Если бы каждое письмо не имело своего обратного адреса, причем в разных областях Украины, Акрам Галиевич решил бы, что написаны они одной женщиной: стиль, манера, требования, даже объем писем были одинаковы, строка в строку. Эти предложения напомнили ему объявления по обмену квартир, что изредка печатала их областная газета: "Имею то-то, хотела бы побольше да получше". Основной акцент предложений делался на том, что имеют -- а имели они немало,-- и требовался человек, тянувший по их меркам, на жизнь в этом благе, при одном непременном условии: наличии крепкого здоровья.

"Бугая ей надо",-- вспомнил Акрам-абзы Катин комментарий по адресу мужниной пассии в далеком колхозе.
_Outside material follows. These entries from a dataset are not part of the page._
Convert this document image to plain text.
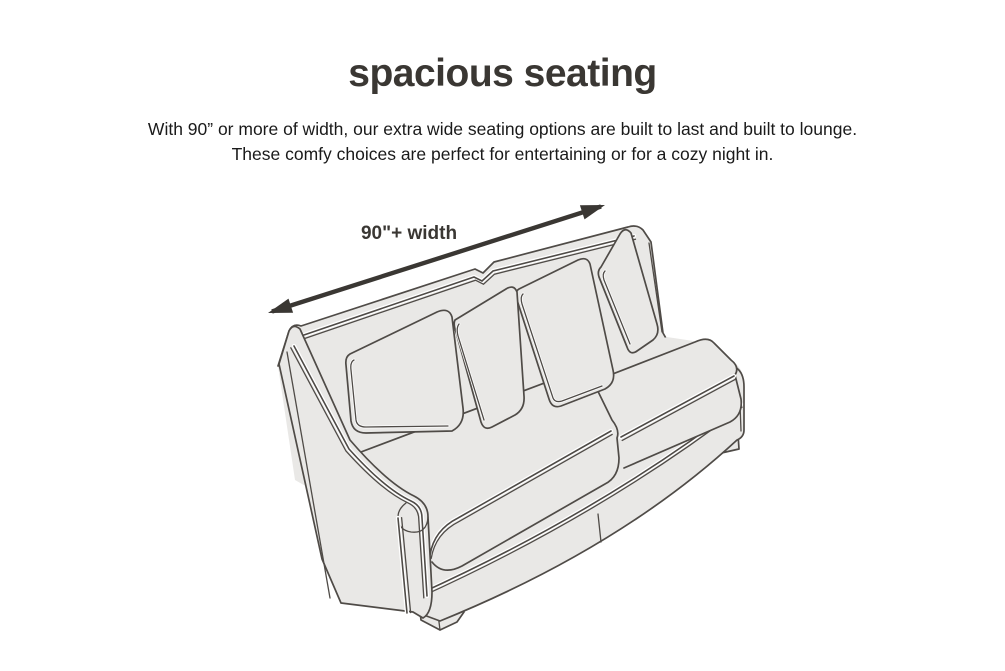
spacious seating
With 90” or more of width, our extra wide seating options are built to last and built to lounge.
These comfy choices are perfect for entertaining or for a cozy night in.
90"+ width
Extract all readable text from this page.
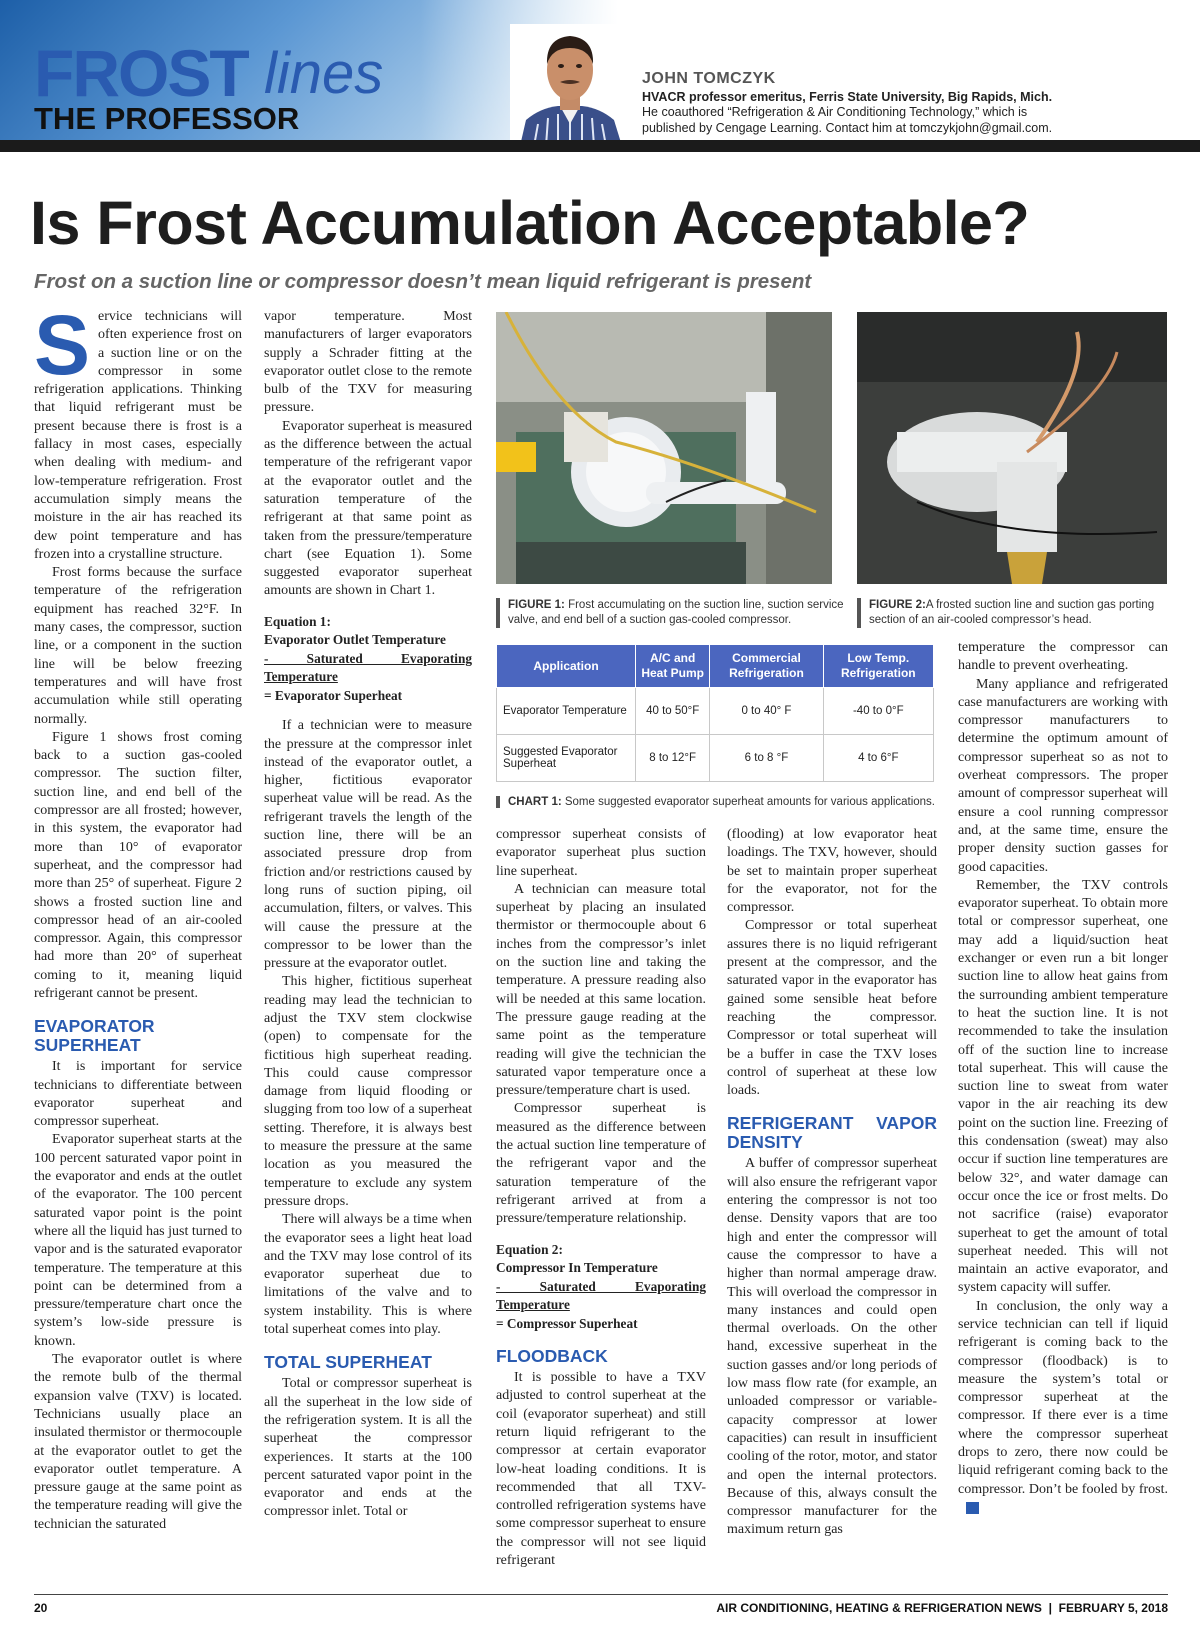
FROST lines
THE PROFESSOR
JOHN TOMCZYK
HVACR professor emeritus, Ferris State University, Big Rapids, Mich.
He coauthored “Refrigeration & Air Conditioning Technology,” which is
published by Cengage Learning. Contact him at tomczykjohn@gmail.com.
Is Frost Accumulation Acceptable?
Frost on a suction line or compressor doesn’t mean liquid refrigerant is present

Service technicians will often experience frost on a suction line or on the compressor in some refrigeration applications. Thinking that liquid refrigerant must be present because there is frost is a fallacy in most cases, especially when dealing with medium- and low-temperature refrigeration. Frost accumulation simply means the moisture in the air has reached its dew point temperature and has frozen into a crystalline structure.

Frost forms because the surface temperature of the refrigeration equipment has reached 32°F. In many cases, the compressor, suction line, or a component in the suction line will be below freezing temperatures and will have frost accumulation while still operating normally.

Figure 1 shows frost coming back to a suction gas-cooled compressor. The suction filter, suction line, and end bell of the compressor are all frosted; however, in this system, the evaporator had more than 10° of evaporator superheat, and the compressor had more than 25° of superheat. Figure 2 shows a frosted suction line and compressor head of an air-cooled compressor. Again, this compressor had more than 20° of superheat coming to it, meaning liquid refrigerant cannot be present.

EVAPORATOR SUPERHEAT

It is important for service technicians to differentiate between evaporator superheat and compressor superheat.

Evaporator superheat starts at the 100 percent saturated vapor point in the evaporator and ends at the outlet of the evaporator. The 100 percent saturated vapor point is the point where all the liquid has just turned to vapor and is the saturated evaporator temperature. The temperature at this point can be determined from a pressure/temperature chart once the system’s low-side pressure is known.

The evaporator outlet is where the remote bulb of the thermal expansion valve (TXV) is located. Technicians usually place an insulated thermistor or thermocouple at the evaporator outlet to get the evaporator outlet temperature. A pressure gauge at the same point as the temperature reading will give the technician the saturated

vapor temperature. Most manufacturers of larger evaporators supply a Schrader fitting at the evaporator outlet close to the remote bulb of the TXV for measuring pressure.

Evaporator superheat is measured as the difference between the actual temperature of the refrigerant vapor at the evaporator outlet and the saturation temperature of the refrigerant at that same point as taken from the pressure/temperature chart (see Equation 1). Some suggested evaporator superheat amounts are shown in Chart 1.

Equation 1:
Evaporator Outlet Temperature
- Saturated Evaporating Temperature
= Evaporator Superheat

If a technician were to measure the pressure at the compressor inlet instead of the evaporator outlet, a higher, fictitious evaporator superheat value will be read. As the refrigerant travels the length of the suction line, there will be an associated pressure drop from friction and/or restrictions caused by long runs of suction piping, oil accumulation, filters, or valves. This will cause the pressure at the compressor to be lower than the pressure at the evaporator outlet.

This higher, fictitious superheat reading may lead the technician to adjust the TXV stem clockwise (open) to compensate for the fictitious high superheat reading. This could cause compressor damage from liquid flooding or slugging from too low of a superheat setting. Therefore, it is always best to measure the pressure at the same location as you measured the temperature to exclude any system pressure drops.

There will always be a time when the evaporator sees a light heat load and the TXV may lose control of its evaporator superheat due to limitations of the valve and to system instability. This is where total superheat comes into play.

TOTAL SUPERHEAT

Total or compressor superheat is all the superheat in the low side of the refrigeration system. It is all the superheat the compressor experiences. It starts at the 100 percent saturated vapor point in the evaporator and ends at the compressor inlet. Total or

FIGURE 1: Frost accumulating on the suction line, suction service valve, and end bell of a suction gas-cooled compressor.
FIGURE 2:A frosted suction line and suction gas porting section of an air-cooled compressor’s head.
Application	A/C and Heat Pump	Commercial Refrigeration	Low Temp. Refrigeration
Evaporator Temperature	40 to 50°F	0 to 40° F	-40 to 0°F
Suggested Evaporator Superheat	8 to 12°F	6 to 8 °F	4 to 6°F
CHART 1: Some suggested evaporator superheat amounts for various applications.

compressor superheat consists of evaporator superheat plus suction line superheat.

A technician can measure total superheat by placing an insulated thermistor or thermocouple about 6 inches from the compressor’s inlet on the suction line and taking the temperature. A pressure reading also will be needed at this same location. The pressure gauge reading at the same point as the temperature reading will give the technician the saturated vapor temperature once a pressure/temperature chart is used.

Compressor superheat is measured as the difference between the actual suction line temperature of the refrigerant vapor and the saturation temperature of the refrigerant arrived at from a pressure/temperature relationship.

Equation 2:
Compressor In Temperature
- Saturated Evaporating Temperature
= Compressor Superheat
FLOODBACK

It is possible to have a TXV adjusted to control superheat at the coil (evaporator superheat) and still return liquid refrigerant to the compressor at certain evaporator low-heat loading conditions. It is recommended that all TXV-controlled refrigeration systems have some compressor superheat to ensure the compressor will not see liquid refrigerant

(flooding) at low evaporator heat loadings. The TXV, however, should be set to maintain proper superheat for the evaporator, not for the compressor.

Compressor or total superheat assures there is no liquid refrigerant present at the compressor, and the saturated vapor in the evaporator has gained some sensible heat before reaching the compressor. Compressor or total superheat will be a buffer in case the TXV loses control of superheat at these low loads.

REFRIGERANT VAPOR DENSITY

A buffer of compressor superheat will also ensure the refrigerant vapor entering the compressor is not too dense. Density vapors that are too high and enter the compressor will cause the compressor to have a higher than normal amperage draw. This will overload the compressor in many instances and could open thermal overloads. On the other hand, excessive superheat in the suction gasses and/or long periods of low mass flow rate (for example, an unloaded compressor or variable-capacity compressor at lower capacities) can result in insufficient cooling of the rotor, motor, and stator and open the internal protectors. Because of this, always consult the compressor manufacturer for the maximum return gas

temperature the compressor can handle to prevent overheating.

Many appliance and refrigerated case manufacturers are working with compressor manufacturers to determine the optimum amount of compressor superheat so as not to overheat compressors. The proper amount of compressor superheat will ensure a cool running compressor and, at the same time, ensure the proper density suction gasses for good capacities.

Remember, the TXV controls evaporator superheat. To obtain more total or compressor superheat, one may add a liquid/suction heat exchanger or even run a bit longer suction line to allow heat gains from the surrounding ambient temperature to heat the suction line. It is not recommended to take the insulation off of the suction line to increase total superheat. This will cause the suction line to sweat from water vapor in the air reaching its dew point on the suction line. Freezing of this condensation (sweat) may also occur if suction line temperatures are below 32°, and water damage can occur once the ice or frost melts. Do not sacrifice (raise) evaporator superheat to get the amount of total superheat needed. This will not maintain an active evaporator, and system capacity will suffer.

In conclusion, the only way a service technician can tell if liquid refrigerant is coming back to the compressor (floodback) is to measure the system’s total or compressor superheat at the compressor. If there ever is a time where the compressor superheat drops to zero, there now could be liquid refrigerant coming back to the compressor. Don’t be fooled by frost.N

20	AIR CONDITIONING, HEATING & REFRIGERATION NEWS  |  FEBRUARY 5, 2018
Как он уразумел, женщинам с Украины требовался примак с завидным здоровьем, хотя условия для примака были обещаны подходящие. "Нет, в чужой дом никогда, из Хлебодаровки ни шагу! Сегодня ушла одна, и то покой потерял, а каково сняться с места, а через год-другой получить от ворот поворот?" --решил он, и сделал еще один вывод: принимать во внимание следует только варианты с переездом к нему, и не обольщаться никакими заманчивыми предложениями. Осторожность селянина взяла верх. "Это капиталист ради трехкратного увеличении капитала готов пойти на что угодно, а нас машинами, дачами, сберкнижками не заманишь",-- подытожил Акрам-абзы свою мысль и остался доволен собой.

Странно, но новые письма так не будоражили воображение Акрама-абзы, как те первые, от "Белочки", например. Единственный конверт, который он вскрыл с трепетом, был из Крыма -- ему показалось, что это письмо от "брюнетки крепкого телосложения", у которой сад спускается к морю. Но он ошибся: не было у этой женщины ни сада, ни дома, жила она в однокомнатной квартире на четвертом этаже и дорабатывала до пенсии на обувной фабрике.

Его отношение к предложениям было непонятным ему самому: раздражали и те, в которых на первый план ставилось движимое и недвижимое имущество, и те, в которых открыто признавались, что ничего не успели нажить и остались, так сказать, у разбитого корыта.

Акрам-абзы поймал себя на мысли, что хотел бы получать письма от женщин, чьи объявления поразили его воображение, когда он впервые развернул газету,-- они были ему как-то ближе, роднее, понятнее. "Это, наверное, как любовь с первого взгляда",-- думал он, цитируя уже по памяти: "Хрупкая блондинка, уставшая от неудач в личной жизни, хотела бы остаток дней провести в сельской местности..." Но, увы, не было писем ни от "хрупкой блондинки", ни от "брюнетки крупного телосложения",-- к ним, наверное, Акрам-абзы отнесся бы теперь более внимательно.